鬱に最も効く薬: 運動

世界的ベストセラーとなった『スマホ脳』の著者アンデシュ・ハンセンが、抗鬱の最高の方法として運動を挙げています。彼がこの事実に気づいたのは、イギリスで15万人の被験者に対して行なわれた簡単な調査でした。

6分間全力でエアロバイクを漕いでから、力の限り握力測定器を握る。その後、鬱や不安の症状に関する質問に答える。単純な調査ですが、7年後にまた調査をしたところ、精神状態の変化と7年前のエアロバイクのテスト結果に関連性があることが判明したと言います。
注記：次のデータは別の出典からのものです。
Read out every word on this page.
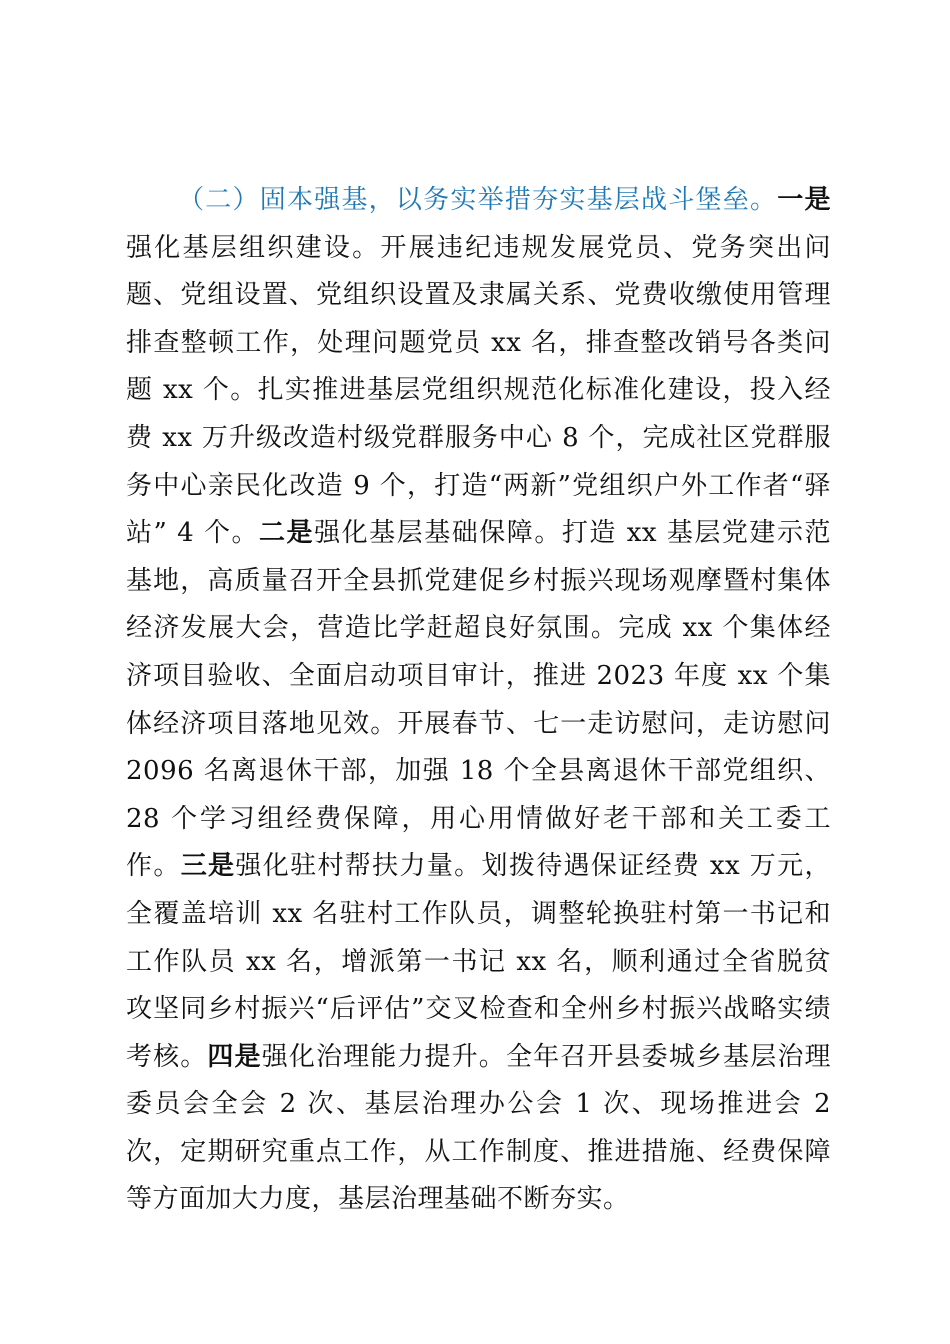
（二）固本强基，以务实举措夯实基层战斗堡垒。一是强化基层组织建设。开展违纪违规发展党员、党务突出问题、党组设置、党组织设置及隶属关系、党费收缴使用管理排查整顿工作，处理问题党员 xx 名，排查整改销号各类问题 xx 个。扎实推进基层党组织规范化标准化建设，投入经费 xx 万升级改造村级党群服务中心 8 个，完成社区党群服务中心亲民化改造 9 个，打造“两新”党组织户外工作者“驿站” 4 个。二是强化基层基础保障。打造 xx 基层党建示范基地，高质量召开全县抓党建促乡村振兴现场观摩暨村集体经济发展大会，营造比学赶超良好氛围。完成 xx 个集体经济项目验收、全面启动项目审计，推进 2023 年度 xx 个集体经济项目落地见效。开展春节、七一走访慰问，走访慰问 2096 名离退休干部，加强 18 个全县离退休干部党组织、28 个学习组经费保障，用心用情做好老干部和关工委工作。三是强化驻村帮扶力量。划拨待遇保证经费 xx 万元，全覆盖培训 xx 名驻村工作队员，调整轮换驻村第一书记和工作队员 xx 名，增派第一书记 xx 名，顺利通过全省脱贫攻坚同乡村振兴“后评估”交叉检查和全州乡村振兴战略实绩考核。四是强化治理能力提升。全年召开县委城乡基层治理委员会全会 2 次、基层治理办公会 1 次、现场推进会 2 次，定期研究重点工作，从工作制度、推进措施、经费保障等方面加大力度，基层治理基础不断夯实。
ストレスに対する人間の主要な体内システムは、HPA系です。単純に言うと、脳の視床下部(H=hypothalamus)が下垂体(P=pituitary gland)にシグナルを送り、そこからさらに副腎(A=adrenal glands)にシグナルが伝達され、結果的に副腎がコルチゾールというホルモンを放出するのです。HPA系の働きは複雑で、ストレスがかかるとHPAの順に機能してコルチゾールが分泌されますが、そのコルチゾールが今度は視床下部や下垂体の機能を抑制するようにフィードバックするのです。

激しいストレスにさらされ続けると、大量のコルチゾールが分泌され続け、フィードバックが効かないうちに、脳の海馬を委縮させるなどの悪影響が出ます。ハンセンは長期的な運動習慣が海馬を増大させ、前頭葉の血管も増やし、結果的にHPA系を安定平準化させると説明しています。

ハンセンはさらに、運動はドーパミン、セロトニン、ノルアドレナリンのレベルを上げ、BDNF(「脳由来神経栄養因子」のこと。ハンセンは脳の「肥料」と呼んでいます。)のレベルも上げる。長期的には体内の炎症を抑える効果もあり、どれもが抑鬱の効果に結びつくと述べています。

催眠施術に対する相談で一番イメージしやすく、且つ大きなテーマとなっているのが鬱対策です。鬱で悩む人々に対して書き込む暗示を考える時、その沈んだ心の状態に着目して、「明るくなること」や「気にしないこと」など、そういった精神状態に直接的に対抗する暗示を考えやすくなります。しかし、セロトニントランスポーターの仕組みなどから、幸福感を植え付けにくいのが日本人のはずですから、中長期的な抗鬱対策として、運動習慣を暗示で作るというアプローチも意味があるのかもしれません。